Primarily, the cost factor will prevent East European countries stealing significant business from India. You can't pay low wages to qualified people in new EU countries, because they can move easily across borders. There might be a 10–15% differential, but that's not good enough – especially when added to the talent pool constraints.

Eastern Europe could well follow the Irish model. Outsourcers invested in Ireland because it was cheap, but then that very investment drives prices up and so the same companies gradually leave Ireland for India.

Looking ahead, how do you think the outsourcing marketplace will evolve?

KK: I think there's going to be an explosion of new kinds of work being outsourced. All the time we're seeing new sectors opening – in drug discovery, for instance, you need life science skills combined with IT skills of a high order.

This is because if you're synthesising a molecule to tackle a major disease, you want to simulate it on a computer first. I see much more of that kind of work being outsourced, as companies realise it makes sense to locate the work where the talent lies, not where the company happens to be based.

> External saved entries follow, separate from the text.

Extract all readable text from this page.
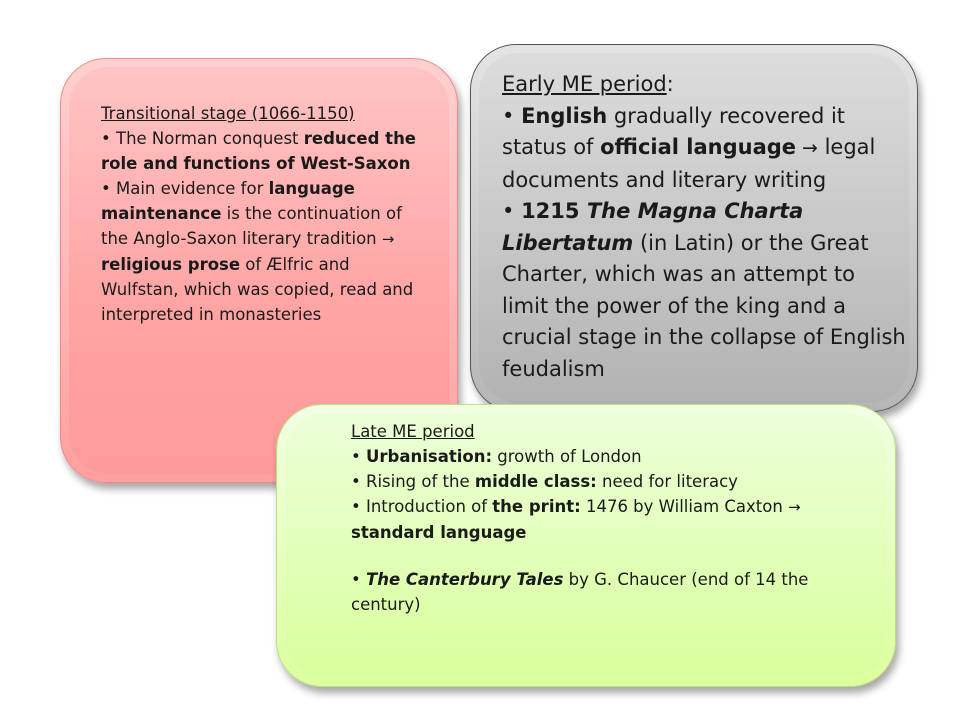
Transitional stage (1066-1150)
• The Norman conquest reduced the role and functions of West-Saxon
• Main evidence for language maintenance is the continuation of the Anglo-Saxon literary tradition → religious prose of Ælfric and Wulfstan, which was copied, read and interpreted in monasteries
Early ME period:
• English gradually recovered it status of official language → legal documents and literary writing
• 1215 The Magna Charta Libertatum (in Latin) or the Great Charter, which was an attempt to limit the power of the king and a crucial stage in the collapse of English feudalism
Late ME period
• Urbanisation: growth of London
• Rising of the middle class: need for literacy
• Introduction of the print: 1476 by William Caxton → standard language
• The Canterbury Tales by G. Chaucer (end of 14 the century)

"By avoiding the interfering hand of bureaucracy, the Indian government has helped the outsourcing business."

It doesn't matter if the control room of a chemical plant is 10ft away or 10,000 miles away. As high-band communications become commonplace, there's nothing stopping that kind of thing increasing; the type of work you can outsource is entering a whole new dimension.

What's the secret of India's success?

KK: Partly vision and strong leadership from people in the IT industry – and partly circumstances, which I suppose you could call luck!

Also, and this is something many people don't give credit to, the government's policy has been very enabling.

The popular view is that the government has simply stayed out of things. But in fact, by avoiding the interfering hand of bureaucracy, the government has helped the outsourcing business along effectively.